I was either calmly sinking in a nth in full of water or I was jumping off a building or slitting my throat. They all came whenever I was in a place of actually doing these things - eg a kitchen, rooftop or bathroom. They stretch on for different amounts of time and they all have one thing in common: At the end of them, when it came to the point where I take my last breath a feeling of peace washes over me. All the worries I have disappear and I feeling nothing but comfort. I always snap out of them but there are times when I regret doing so.
It’s like my mind is trying to remind me that I’m not truly happy. That there will always be demons in my head ready to remind me that I will always be theirs. I’ve tried prayer. I’ve tried talking about it, but my siblings don’t want to these about it. My mother doesn’t believe I have the right to have a mental illness as I don’t pay bills or have to worry about 'grown up’ things ( I come from a extremely religious African home)
And now?
Well the scenarios have stopped for a while but I’m just tired. Tired of being happy. Tired of caring too much. Tired of school. Tired of being angry one minutes and numb the next. Tired of the wave of emotions that I’ve been drowning in my entire life. I’m tired of being alive.

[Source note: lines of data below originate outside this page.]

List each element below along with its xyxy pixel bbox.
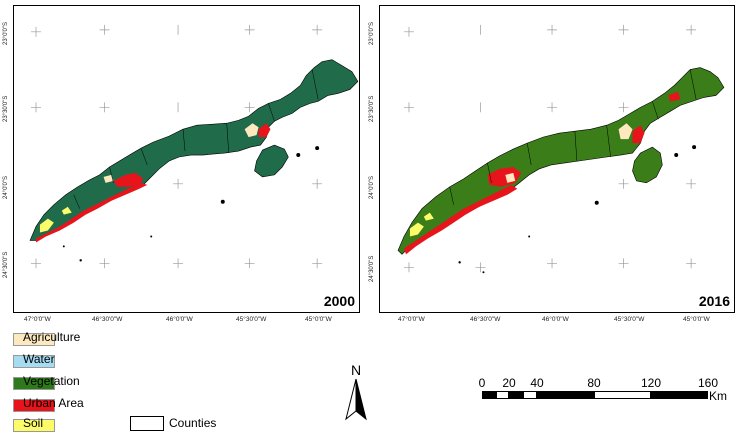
map-2016: 2016 — [379, 5, 735, 313]
lat-label: 23°0'0"S — [369, 21, 375, 45]
soil-patch — [409, 212, 434, 237]
scale-tick-label: 40 — [530, 376, 544, 390]
lat-label: 24°30'0"S — [3, 251, 9, 278]
agriculture-patch — [505, 123, 633, 183]
legend-swatch — [13, 419, 55, 432]
map-year-label: 2016 — [698, 293, 730, 309]
scale-segment — [509, 391, 523, 399]
lon-label: 46°30'0"W — [92, 316, 123, 323]
map-2016-canvas — [397, 24, 725, 274]
map-year-label: 2000 — [323, 293, 355, 309]
lon-label: 45°0'0"W — [305, 316, 332, 323]
graticule-crosses — [31, 24, 323, 269]
legend-swatch — [13, 377, 55, 390]
scale-tick-label: 80 — [587, 376, 601, 390]
small-islands — [458, 145, 697, 274]
soil-patch — [39, 206, 72, 233]
scale-tick-label: 120 — [640, 376, 662, 390]
scale-segment — [496, 391, 509, 399]
lon-label: 46°30'0"W — [470, 316, 501, 323]
scale-segment — [482, 391, 496, 399]
lat-label: 23°0'0"S — [3, 21, 9, 45]
lon-label: 47°0'0"W — [398, 316, 425, 323]
urban-area-2 — [113, 172, 144, 187]
scale-tick-label: 160 — [697, 376, 719, 390]
scale-unit-label: Km — [709, 389, 727, 403]
north-arrow-icon: N — [343, 362, 369, 423]
legend-swatch — [13, 399, 55, 412]
scale-segment — [537, 391, 594, 399]
map-2000: 2000 — [13, 5, 360, 313]
lon-label: 45°30'0"W — [614, 316, 645, 323]
urban-area-2 — [487, 166, 522, 187]
legend-label: Urban Area — [23, 396, 84, 410]
lat-label: 24°30'0"S — [369, 255, 375, 282]
county-boundaries — [73, 69, 319, 209]
map-2000-canvas — [29, 24, 359, 269]
graticule-crosses — [404, 24, 697, 273]
county-boundaries — [449, 69, 697, 205]
land-vegetation — [29, 59, 359, 241]
lon-label: 45°0'0"W — [683, 316, 710, 323]
lat-label: 23°30'0"S — [369, 95, 375, 122]
north-label: N — [351, 363, 361, 378]
lon-label: 45°30'0"W — [236, 316, 267, 323]
urban-area — [35, 182, 148, 243]
lat-label: 23°30'0"S — [3, 95, 9, 122]
legend-swatch — [13, 355, 55, 368]
scale-tick-label: 20 — [502, 376, 516, 390]
lat-label: 24°0'0"S — [3, 175, 9, 199]
legend-label-counties: Counties — [169, 416, 217, 430]
scale-bar: 0 20 40 80 120 160 Km — [477, 376, 737, 416]
scale-segment — [523, 391, 537, 399]
urban-area — [404, 184, 518, 255]
legend-swatch — [13, 333, 55, 346]
legend-label: Agriculture — [23, 330, 81, 344]
legend-label: Vegetation — [23, 374, 80, 388]
urban-area-3 — [632, 91, 681, 144]
urban-area-3 — [258, 123, 271, 138]
island-vegetation — [254, 144, 289, 178]
legend-swatch-counties — [130, 416, 164, 431]
scale-tick-label: 0 — [478, 376, 486, 390]
legend-label: Soil — [23, 416, 44, 430]
lat-label: 24°0'0"S — [369, 175, 375, 199]
scale-segment — [594, 391, 651, 399]
scale-segment — [651, 391, 708, 399]
small-islands — [62, 146, 320, 262]
lon-label: 46°0'0"W — [166, 316, 193, 323]
lon-label: 47°0'0"W — [24, 316, 51, 323]
legend-label: Water — [23, 352, 55, 366]
island-vegetation — [632, 146, 663, 184]
lon-label: 46°0'0"W — [542, 316, 569, 323]
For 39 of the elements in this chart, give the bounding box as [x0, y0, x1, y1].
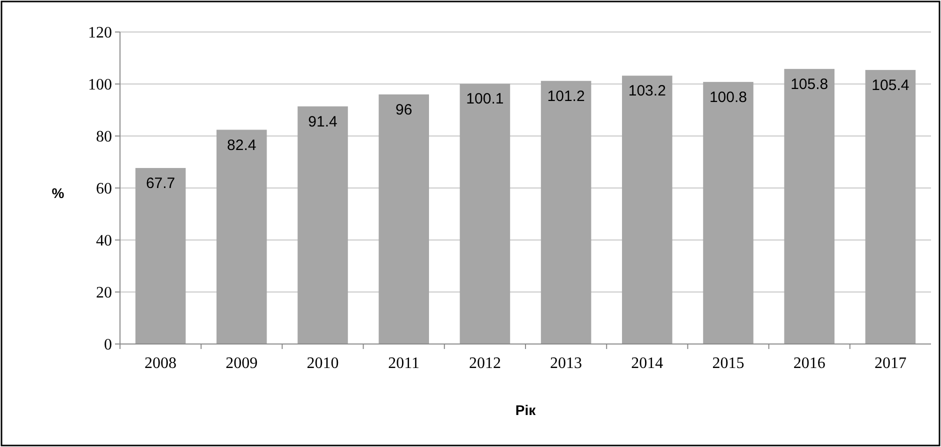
bar — [622, 76, 672, 344]
x-tick-label: 2015 — [712, 355, 744, 372]
y-axis-title: % — [52, 185, 65, 201]
bar — [216, 130, 267, 344]
data-label: 67.7 — [146, 174, 176, 192]
x-tick-label: 2010 — [306, 355, 339, 372]
data-label: 82.4 — [227, 136, 256, 154]
data-label: 101.2 — [547, 88, 585, 105]
bar — [460, 84, 510, 344]
x-tick-label: 2011 — [388, 355, 420, 372]
x-tick-label: 2016 — [793, 355, 826, 372]
y-tick-label: 0 — [104, 336, 112, 354]
bar — [784, 68, 834, 344]
y-tick-label: 100 — [88, 76, 112, 94]
data-label: 103.2 — [628, 82, 666, 100]
data-label: 105.8 — [790, 76, 828, 93]
y-tick-label: 60 — [96, 180, 112, 198]
data-label: 100.8 — [709, 88, 748, 106]
x-tick-label: 2017 — [874, 355, 906, 372]
y-tick-label: 80 — [96, 128, 112, 146]
bar — [135, 168, 186, 344]
y-tick-label: 40 — [96, 232, 112, 250]
x-tick-label: 2008 — [144, 355, 177, 372]
bar — [298, 106, 348, 344]
data-label: 105.4 — [872, 76, 910, 94]
x-tick-label: 2009 — [226, 355, 258, 372]
data-label: 91.4 — [308, 113, 338, 130]
x-tick-label: 2012 — [468, 355, 501, 372]
bar — [540, 80, 592, 344]
bar — [703, 82, 754, 344]
x-tick-label: 2014 — [631, 355, 664, 372]
x-axis-title: Рік — [515, 402, 537, 418]
x-tick-label: 2013 — [550, 355, 582, 372]
bar — [378, 94, 429, 344]
y-tick-label: 120 — [88, 24, 112, 42]
bar — [865, 70, 916, 344]
y-tick-label: 20 — [96, 284, 112, 302]
data-label: 100.1 — [466, 90, 504, 108]
data-label: 96 — [396, 101, 412, 118]
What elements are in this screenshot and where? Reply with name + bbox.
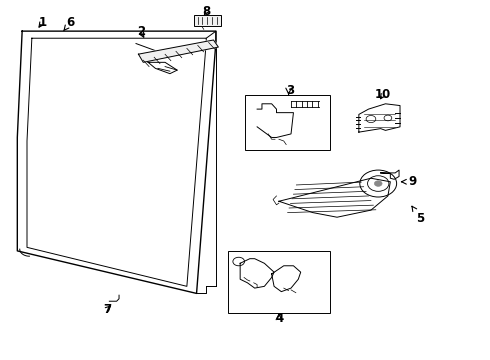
Circle shape	[374, 181, 382, 186]
Text: 10: 10	[375, 89, 391, 102]
Text: 3: 3	[286, 84, 294, 97]
Text: 7: 7	[103, 303, 111, 316]
Text: 4: 4	[276, 312, 284, 325]
Bar	[228, 251, 330, 313]
Text: 9: 9	[402, 175, 416, 188]
Bar	[245, 95, 330, 150]
Text: 2: 2	[137, 25, 145, 39]
Text: 1: 1	[38, 16, 47, 29]
Text: 6: 6	[64, 16, 74, 31]
Bar	[194, 15, 221, 26]
Text: 5: 5	[412, 206, 424, 225]
Polygon shape	[138, 40, 219, 62]
Text: 8: 8	[202, 5, 210, 18]
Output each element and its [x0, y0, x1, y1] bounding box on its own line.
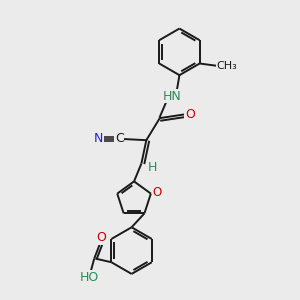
Text: O: O — [97, 231, 106, 244]
Text: CH₃: CH₃ — [216, 61, 237, 71]
Text: C: C — [115, 133, 124, 146]
Text: O: O — [185, 108, 195, 121]
Text: H: H — [148, 161, 157, 174]
Text: N: N — [94, 133, 103, 146]
Text: HO: HO — [80, 271, 99, 284]
Text: HN: HN — [163, 89, 182, 103]
Text: O: O — [152, 186, 162, 199]
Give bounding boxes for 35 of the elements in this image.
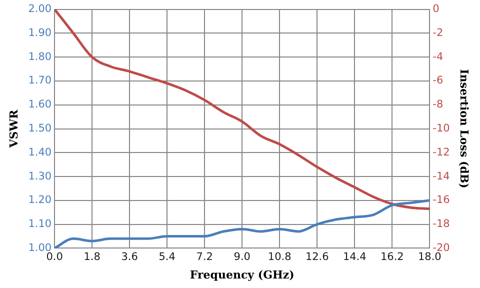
y-tick-label: 1.50 bbox=[28, 122, 52, 134]
y-tick-label: 1.90 bbox=[28, 26, 52, 39]
x-tick-label: 5.4 bbox=[158, 251, 176, 264]
y2-tick-label: -14 bbox=[432, 170, 450, 182]
x-axis-title: Frequency (GHz) bbox=[190, 268, 294, 282]
y2-tick-label: -18 bbox=[432, 218, 450, 230]
y2-tick-label: -4 bbox=[432, 50, 444, 63]
y2-tick-label: -16 bbox=[432, 194, 450, 206]
x-tick-label: 9.0 bbox=[234, 251, 250, 264]
x-tick-label: 1.8 bbox=[84, 251, 100, 264]
x-tick-label: 7.2 bbox=[196, 251, 213, 264]
x-tick-label: 0.0 bbox=[46, 251, 63, 264]
y-axis-title: VSWR bbox=[7, 108, 20, 149]
x-tick-label: 18.0 bbox=[418, 251, 442, 264]
y-tick-label: 2.00 bbox=[28, 3, 52, 16]
y-tick-label: 1.60 bbox=[28, 98, 52, 111]
y2-tick-label: 0 bbox=[432, 3, 440, 16]
y2-tick-label: -10 bbox=[432, 122, 450, 134]
y2-axis-title: Insertion Loss (dB) bbox=[458, 69, 471, 188]
y2-tick-label: -12 bbox=[432, 146, 450, 158]
y-tick-label: 1.70 bbox=[28, 74, 52, 87]
y2-tick-label: -6 bbox=[432, 74, 444, 87]
y-tick-label: 1.10 bbox=[28, 218, 52, 230]
y-tick-label: 1.20 bbox=[28, 194, 52, 206]
x-tick-label: 12.6 bbox=[305, 251, 330, 264]
y-tick-label: 1.80 bbox=[28, 50, 52, 63]
y-tick-label: 1.30 bbox=[28, 170, 52, 182]
x-tick-label: 10.8 bbox=[268, 251, 292, 264]
x-tick-label: 14.4 bbox=[342, 251, 367, 264]
x-tick-label: 16.2 bbox=[380, 251, 404, 264]
y-tick-label: 1.40 bbox=[28, 146, 52, 158]
x-tick-label: 3.6 bbox=[121, 251, 138, 264]
y2-tick-label: -2 bbox=[432, 26, 444, 39]
line-series bbox=[54, 199, 430, 248]
y2-tick-label: -8 bbox=[432, 98, 444, 111]
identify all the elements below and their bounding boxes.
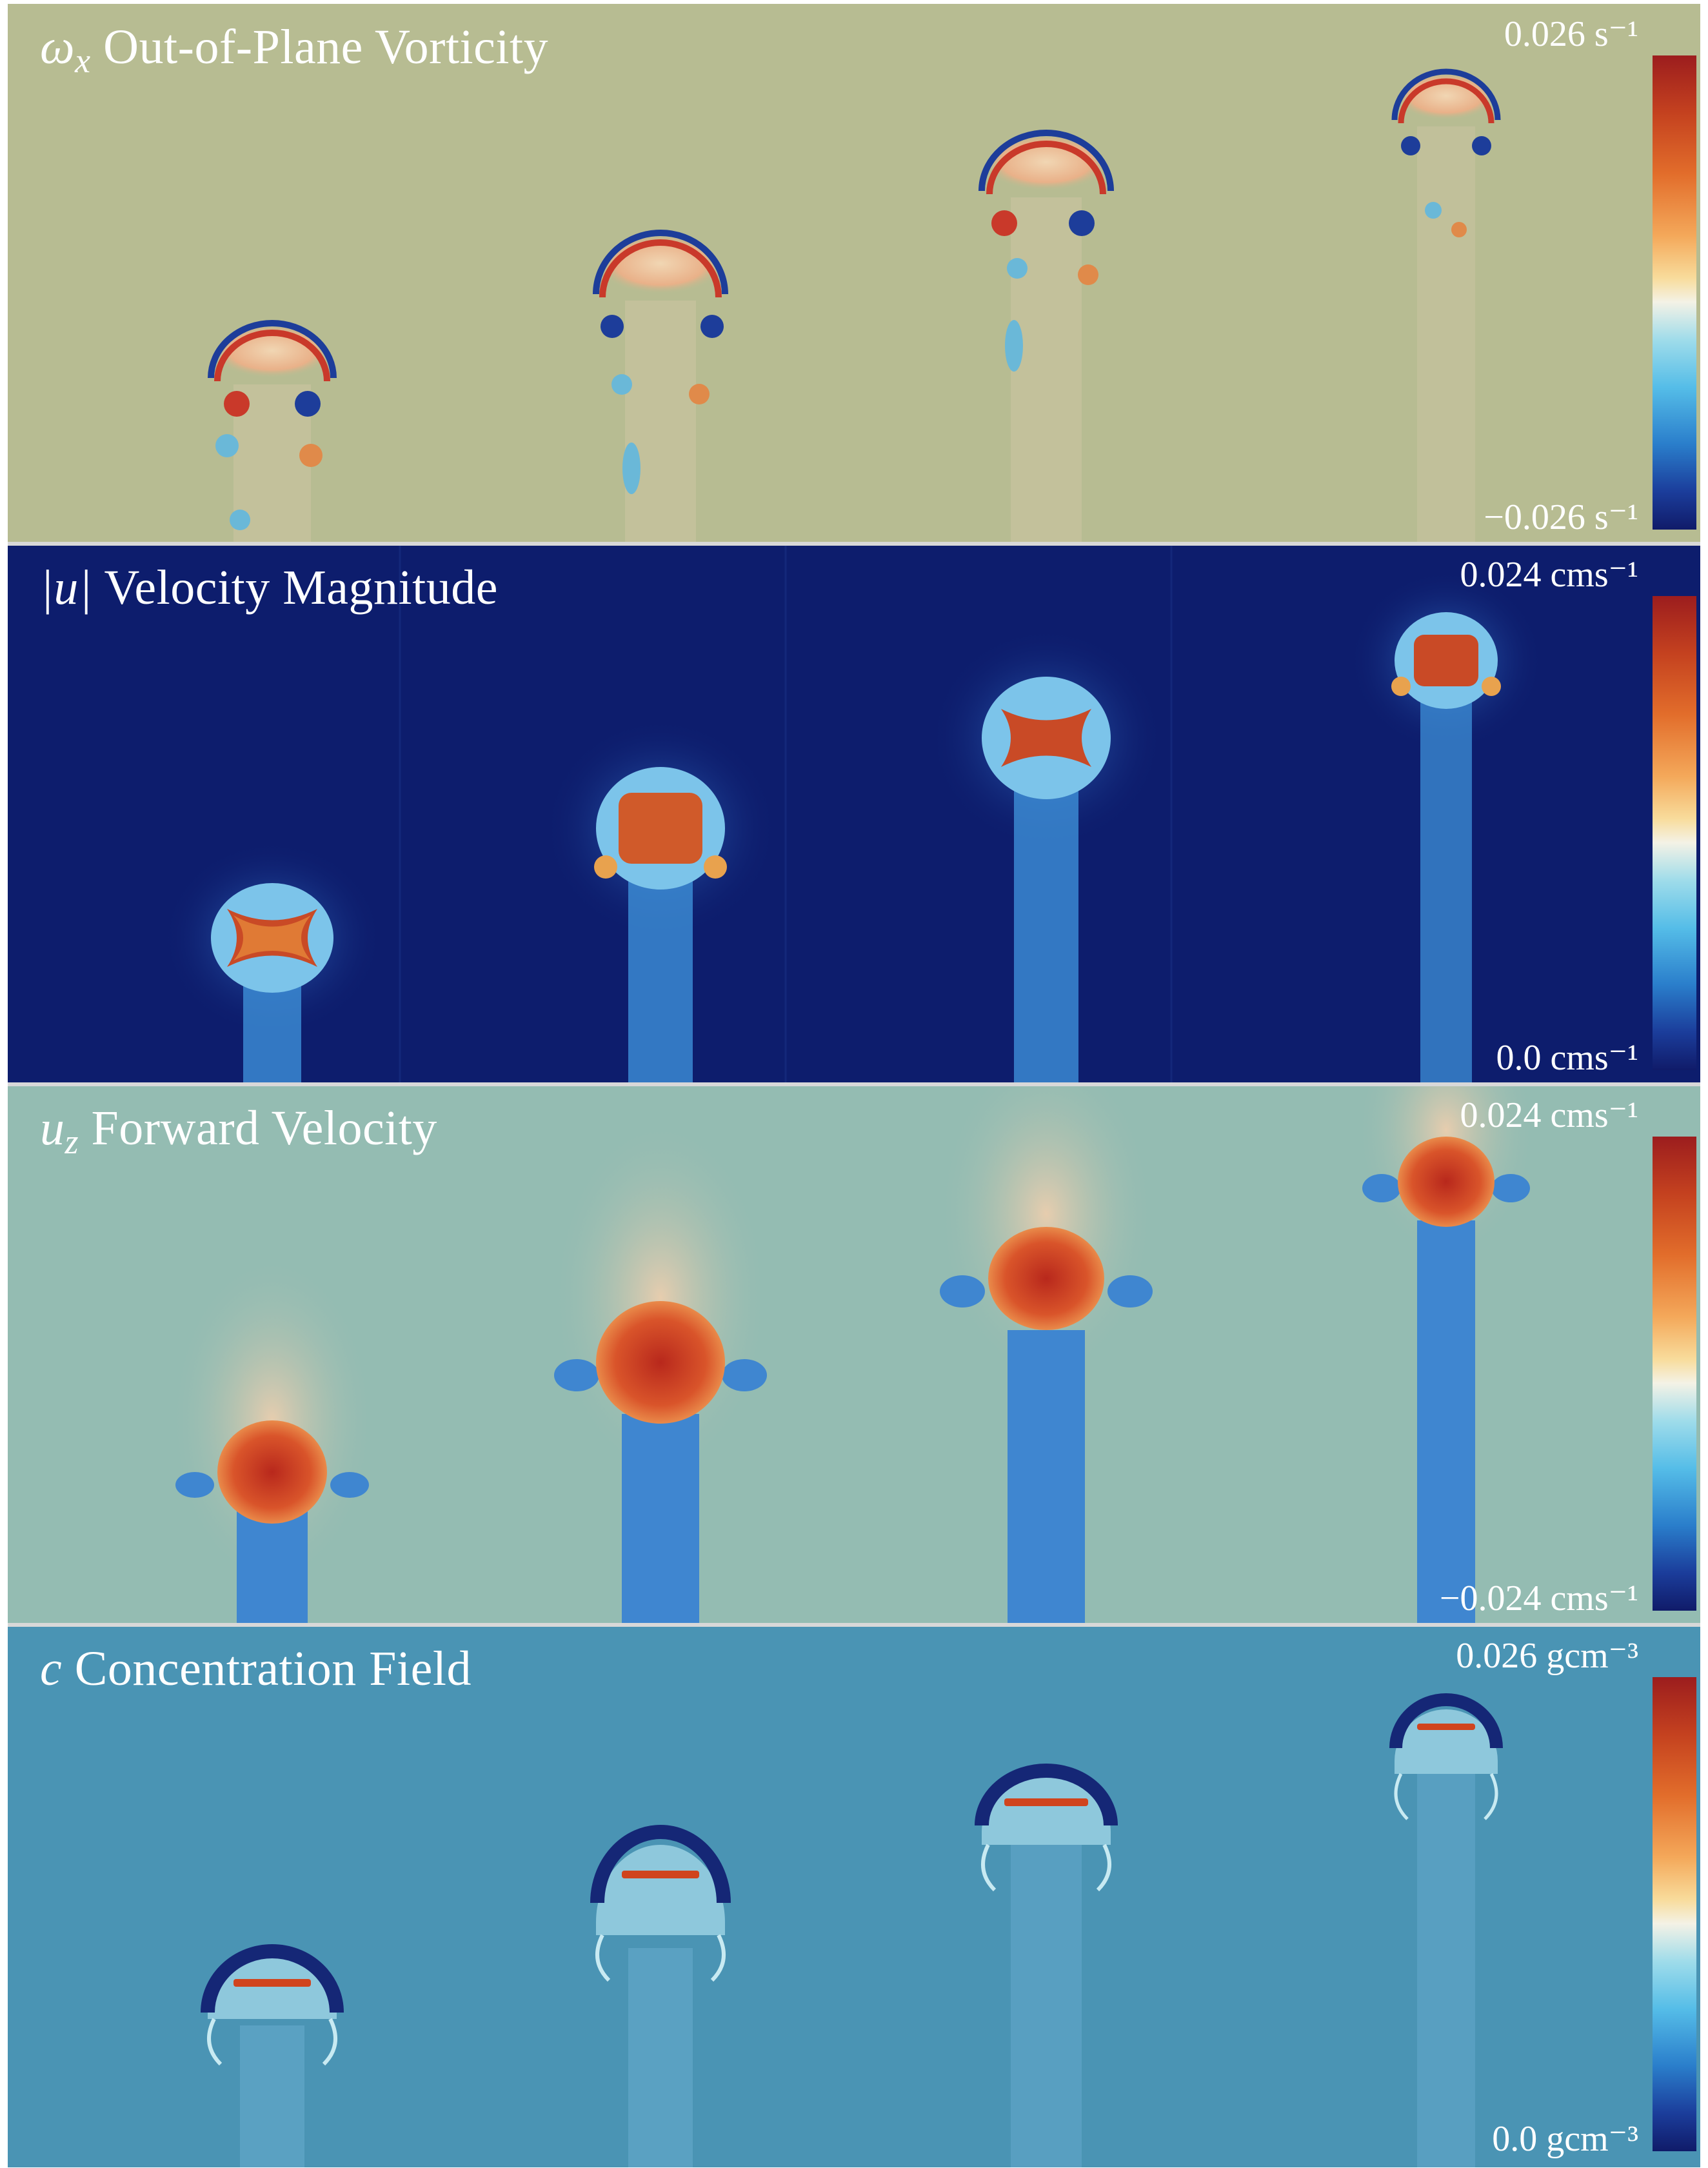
forward-velocity-panel: uz Forward Velocity 0.024 cms⁻¹ −0.024 c…	[8, 1085, 1700, 1627]
vorticity-jellyfish-3	[978, 130, 1114, 546]
concentration-colorbar	[1653, 1677, 1696, 2151]
velocity-jellyfish-4	[1349, 570, 1543, 1086]
concentration-colorbar-min: 0.0 gcm⁻³	[1492, 2119, 1638, 2159]
vorticity-field-image	[208, 68, 1501, 546]
forward-jellyfish-4	[1356, 1085, 1536, 1627]
vorticity-panel: ωx Out-of-Plane Vorticity 0.026 s⁻¹ −0.0…	[8, 4, 1700, 546]
velocity-magnitude-colorbar-min: 0.0 cms⁻¹	[1496, 1038, 1638, 1078]
vorticity-subscript: x	[75, 41, 91, 80]
forward-velocity-colorbar-max: 0.024 cms⁻¹	[1460, 1095, 1638, 1135]
concentration-jellyfish-4	[1389, 1693, 1503, 2167]
velocity-magnitude-panel: |u| Velocity Magnitude 0.024 cms⁻¹ 0.0 c…	[8, 544, 1700, 1086]
concentration-jellyfish-1	[201, 1944, 344, 2167]
concentration-jellyfish-3	[975, 1764, 1118, 2167]
concentration-symbol: c	[40, 1642, 63, 1696]
velocity-jellyfish-2	[544, 719, 777, 1086]
concentration-colorbar-max: 0.026 gcm⁻³	[1456, 1636, 1638, 1676]
forward-velocity-title-text: Forward Velocity	[91, 1101, 437, 1155]
velocity-magnitude-title: |u| Velocity Magnitude	[40, 560, 498, 616]
forward-jellyfish-1	[169, 1253, 375, 1627]
panel-divider	[8, 542, 1700, 546]
vorticity-colorbar-max: 0.026 s⁻¹	[1504, 14, 1638, 54]
vorticity-jellyfish-1	[208, 320, 337, 546]
velocity-magnitude-symbol: |u|	[40, 561, 93, 615]
panel-divider	[8, 1623, 1700, 1627]
vorticity-jellyfish-2	[593, 230, 728, 546]
velocity-magnitude-title-text: Velocity Magnitude	[104, 561, 498, 615]
forward-jellyfish-2	[551, 1117, 770, 1627]
velocity-jellyfish-3	[930, 628, 1162, 1086]
vorticity-title: ωx Out-of-Plane Vorticity	[40, 19, 548, 81]
concentration-title: c Concentration Field	[40, 1641, 472, 1697]
velocity-magnitude-colorbar	[1653, 596, 1696, 1070]
vorticity-colorbar-min: −0.026 s⁻¹	[1484, 497, 1638, 537]
forward-velocity-title: uz Forward Velocity	[40, 1100, 437, 1162]
forward-velocity-symbol: u	[40, 1101, 65, 1155]
vorticity-symbol: ω	[40, 20, 75, 74]
vorticity-title-text: Out-of-Plane Vorticity	[103, 20, 549, 74]
forward-velocity-subscript: z	[65, 1122, 79, 1161]
forward-velocity-field-image	[169, 1085, 1536, 1627]
concentration-jellyfish-2	[590, 1825, 731, 2167]
vorticity-colorbar	[1653, 55, 1696, 530]
velocity-magnitude-field-image	[163, 544, 1543, 1086]
concentration-panel: c Concentration Field 0.026 gcm⁻³ 0.0 gc…	[8, 1626, 1700, 2167]
vorticity-jellyfish-4	[1391, 68, 1501, 546]
concentration-field-image	[201, 1693, 1503, 2167]
forward-jellyfish-3	[937, 1085, 1156, 1627]
panel-divider	[8, 1082, 1700, 1086]
velocity-jellyfish-1	[163, 841, 382, 1086]
forward-velocity-colorbar-min: −0.024 cms⁻¹	[1439, 1578, 1638, 1618]
concentration-title-text: Concentration Field	[74, 1642, 472, 1696]
velocity-magnitude-colorbar-max: 0.024 cms⁻¹	[1460, 555, 1638, 595]
forward-velocity-colorbar	[1653, 1137, 1696, 1611]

I sometimes find myself thinking of painless ways to die, for I know the pain will remind me that I want to live and that I lack the courage to go through with it.
In all honesty the only keeping me alive is Victor, my daddy. I love him with my soul and he is my sole anchor to this world. Without him I would happily leave this world that to even face he hell that would await me.

Keep in mind I’m turning 17 this year. This has been going on for more than half of my life and for the majority of it I was too young to understand what was happening to me. The point of this extremely long message ( though I left out quite a bit) is to appeal to my followers and anyone who may see this.
I have been told that I have no reason to cry. To be upset. To be angry. To be numb and worst of all to be depressed. I’m not sure what is happening to me can be labelled as a 'mental illness’ but I know that something is wrong with me For my fellow brothers and sisters who have been told by people who should care about them that they’re just 'overreacting’ or 'it’s just a phase’ or 'you have nothing to be worried about! You’re a child!’ Don’t give up hope. Get help if you need it. Scream if you want to. But don’t close yourself off to the world because if you do it’s the hardest thing to open back up.
And a word of advice to everyone, if your child trusts you enough to come to about a problem, don’t trivialise it. Don’t make them feel like their bothering you. Don’t make them feel stupid or like they don’t know what they’re talking about. Because if you, you may as well be letting that 'little problem’ fester in their minds and ruin their soul.